Il trouve toujours ses objets sur la rue. Un mur, la mer, un arbre ou un clocher : il photographie notre environnement familial d’une manière très graphique et quasi méconnaissable. L’image photographique excède la banalité de son propre contexte journalier.

Eranosian crée une nouvelle réalité dans l’espace blanc autour de la photo. Il applique la gouache avec une telle précision qu’il est pratiquement impossible pour le spectateur de distinguer photo et peinture. Qu’est-ce-qui est vrai, où est l’ajoute ? La confusion qui se crée est typique pour l’œuvre abstrait de ce jeune artiste.

C’est un exercice d’équilibre où l’artiste ressent et interprète la photographie et la peinture d’une façon non-traditionnelle.
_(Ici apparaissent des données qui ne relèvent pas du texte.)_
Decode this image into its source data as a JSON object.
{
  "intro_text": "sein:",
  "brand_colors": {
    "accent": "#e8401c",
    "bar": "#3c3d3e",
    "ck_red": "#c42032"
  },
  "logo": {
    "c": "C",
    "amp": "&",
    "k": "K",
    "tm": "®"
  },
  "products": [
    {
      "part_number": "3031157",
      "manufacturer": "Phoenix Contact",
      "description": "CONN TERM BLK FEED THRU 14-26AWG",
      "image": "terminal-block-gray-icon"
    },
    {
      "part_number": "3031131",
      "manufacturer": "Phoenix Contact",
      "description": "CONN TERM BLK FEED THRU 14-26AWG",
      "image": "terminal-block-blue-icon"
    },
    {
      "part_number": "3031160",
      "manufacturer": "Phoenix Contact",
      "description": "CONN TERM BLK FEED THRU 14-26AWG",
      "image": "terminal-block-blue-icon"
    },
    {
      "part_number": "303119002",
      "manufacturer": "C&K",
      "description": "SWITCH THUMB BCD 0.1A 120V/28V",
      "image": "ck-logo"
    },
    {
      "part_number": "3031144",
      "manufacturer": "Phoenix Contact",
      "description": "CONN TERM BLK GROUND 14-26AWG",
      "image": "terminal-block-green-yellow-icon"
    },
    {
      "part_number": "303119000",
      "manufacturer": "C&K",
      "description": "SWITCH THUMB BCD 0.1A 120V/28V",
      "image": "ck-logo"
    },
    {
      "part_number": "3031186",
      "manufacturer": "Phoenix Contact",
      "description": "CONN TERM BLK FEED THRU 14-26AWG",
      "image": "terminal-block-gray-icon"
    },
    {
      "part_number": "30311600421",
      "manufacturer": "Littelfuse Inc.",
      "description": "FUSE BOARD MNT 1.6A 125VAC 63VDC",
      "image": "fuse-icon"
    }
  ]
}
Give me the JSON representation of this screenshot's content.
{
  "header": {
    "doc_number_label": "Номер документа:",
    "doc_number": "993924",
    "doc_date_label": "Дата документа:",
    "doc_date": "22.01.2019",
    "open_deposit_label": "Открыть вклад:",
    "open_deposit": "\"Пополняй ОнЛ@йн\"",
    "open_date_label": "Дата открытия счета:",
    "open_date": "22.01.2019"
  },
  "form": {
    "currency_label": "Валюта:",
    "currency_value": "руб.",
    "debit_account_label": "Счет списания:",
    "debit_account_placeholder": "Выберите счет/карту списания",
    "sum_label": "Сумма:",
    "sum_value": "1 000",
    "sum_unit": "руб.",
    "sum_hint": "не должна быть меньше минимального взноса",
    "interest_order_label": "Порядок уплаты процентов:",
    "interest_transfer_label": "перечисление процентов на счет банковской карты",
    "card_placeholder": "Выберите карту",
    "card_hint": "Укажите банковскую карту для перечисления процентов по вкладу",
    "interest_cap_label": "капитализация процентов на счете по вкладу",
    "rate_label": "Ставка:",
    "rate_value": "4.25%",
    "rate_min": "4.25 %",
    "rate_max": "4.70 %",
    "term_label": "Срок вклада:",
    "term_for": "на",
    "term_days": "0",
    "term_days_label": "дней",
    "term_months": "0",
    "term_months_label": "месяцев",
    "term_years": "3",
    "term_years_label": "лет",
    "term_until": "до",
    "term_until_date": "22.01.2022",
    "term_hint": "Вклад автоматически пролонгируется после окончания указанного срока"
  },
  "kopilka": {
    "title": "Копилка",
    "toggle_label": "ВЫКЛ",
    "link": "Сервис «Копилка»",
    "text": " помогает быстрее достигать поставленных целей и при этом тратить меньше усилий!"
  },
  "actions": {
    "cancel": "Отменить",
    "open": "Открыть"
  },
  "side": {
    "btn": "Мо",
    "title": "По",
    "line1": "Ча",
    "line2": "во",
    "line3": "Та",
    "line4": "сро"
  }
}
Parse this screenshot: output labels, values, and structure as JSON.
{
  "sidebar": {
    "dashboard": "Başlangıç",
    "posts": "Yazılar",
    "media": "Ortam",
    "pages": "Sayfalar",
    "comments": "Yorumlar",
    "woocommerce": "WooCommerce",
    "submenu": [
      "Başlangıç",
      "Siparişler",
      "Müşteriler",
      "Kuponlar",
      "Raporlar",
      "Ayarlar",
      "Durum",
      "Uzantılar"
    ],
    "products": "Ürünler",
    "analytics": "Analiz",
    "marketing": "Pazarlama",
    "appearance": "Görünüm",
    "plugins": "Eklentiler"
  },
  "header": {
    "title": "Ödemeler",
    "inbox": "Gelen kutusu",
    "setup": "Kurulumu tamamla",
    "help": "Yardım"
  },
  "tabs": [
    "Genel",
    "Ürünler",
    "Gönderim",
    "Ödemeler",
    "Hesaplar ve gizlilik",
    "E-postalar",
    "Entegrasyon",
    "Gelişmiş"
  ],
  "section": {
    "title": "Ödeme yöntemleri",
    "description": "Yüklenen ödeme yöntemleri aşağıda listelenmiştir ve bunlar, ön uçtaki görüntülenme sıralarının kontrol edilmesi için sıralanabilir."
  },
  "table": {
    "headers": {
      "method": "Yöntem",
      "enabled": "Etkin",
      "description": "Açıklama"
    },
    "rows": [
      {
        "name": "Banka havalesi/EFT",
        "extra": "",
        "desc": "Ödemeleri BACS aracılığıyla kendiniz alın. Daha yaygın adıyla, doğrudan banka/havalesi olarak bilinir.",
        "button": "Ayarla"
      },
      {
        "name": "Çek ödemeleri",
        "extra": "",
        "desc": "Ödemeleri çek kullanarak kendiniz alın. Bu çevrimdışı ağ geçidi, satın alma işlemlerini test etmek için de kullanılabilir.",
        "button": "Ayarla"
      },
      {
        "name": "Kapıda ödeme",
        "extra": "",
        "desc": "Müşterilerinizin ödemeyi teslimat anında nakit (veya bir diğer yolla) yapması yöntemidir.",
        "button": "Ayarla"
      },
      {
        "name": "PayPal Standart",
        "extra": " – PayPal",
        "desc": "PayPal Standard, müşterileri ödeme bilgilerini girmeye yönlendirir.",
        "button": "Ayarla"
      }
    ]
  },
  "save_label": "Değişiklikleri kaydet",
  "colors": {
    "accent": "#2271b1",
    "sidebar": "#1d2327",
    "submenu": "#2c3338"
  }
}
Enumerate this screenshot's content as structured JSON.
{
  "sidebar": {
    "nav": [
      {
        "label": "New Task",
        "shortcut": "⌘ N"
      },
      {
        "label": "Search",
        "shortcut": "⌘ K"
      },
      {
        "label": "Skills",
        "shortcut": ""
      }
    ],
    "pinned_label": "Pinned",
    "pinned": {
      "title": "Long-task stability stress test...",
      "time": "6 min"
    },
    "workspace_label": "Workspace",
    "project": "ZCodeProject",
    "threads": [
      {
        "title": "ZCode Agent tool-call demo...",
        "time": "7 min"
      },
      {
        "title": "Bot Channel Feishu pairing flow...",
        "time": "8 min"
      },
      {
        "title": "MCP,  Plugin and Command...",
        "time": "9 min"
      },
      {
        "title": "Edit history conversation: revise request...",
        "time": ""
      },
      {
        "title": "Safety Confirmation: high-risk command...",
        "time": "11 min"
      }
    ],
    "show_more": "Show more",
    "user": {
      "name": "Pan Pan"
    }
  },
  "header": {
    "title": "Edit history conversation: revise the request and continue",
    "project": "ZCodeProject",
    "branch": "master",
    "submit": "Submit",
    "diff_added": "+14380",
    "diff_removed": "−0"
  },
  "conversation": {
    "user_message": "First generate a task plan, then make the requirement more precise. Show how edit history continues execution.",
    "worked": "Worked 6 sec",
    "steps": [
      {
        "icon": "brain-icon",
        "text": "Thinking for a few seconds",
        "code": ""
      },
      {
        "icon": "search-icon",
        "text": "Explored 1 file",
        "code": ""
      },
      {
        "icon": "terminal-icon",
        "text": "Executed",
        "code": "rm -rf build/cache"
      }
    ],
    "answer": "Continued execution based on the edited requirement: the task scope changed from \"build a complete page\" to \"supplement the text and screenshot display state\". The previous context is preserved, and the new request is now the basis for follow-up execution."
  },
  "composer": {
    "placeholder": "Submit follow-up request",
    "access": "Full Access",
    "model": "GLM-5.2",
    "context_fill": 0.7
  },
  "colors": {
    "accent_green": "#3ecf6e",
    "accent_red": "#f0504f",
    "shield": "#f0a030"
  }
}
Par son idiome dans lequel le sujet photographié n’est plus directement lisible, il ne veut pas montrer quelque chose au spectateur, mais surtout faire sentir quelque chose.

Pendant qu’Eranosian était en train de découvrir son propre nouvel idiome, il était suivi par le photographe et documentariste Jimmy Kets. Le documentaire donne un aperçu unique sur la vision de l’artiste, le doute qu’il ressent en cours de route, et la passion avec laquelle il maîtrise au fur et à mesure son propre idiome artistique.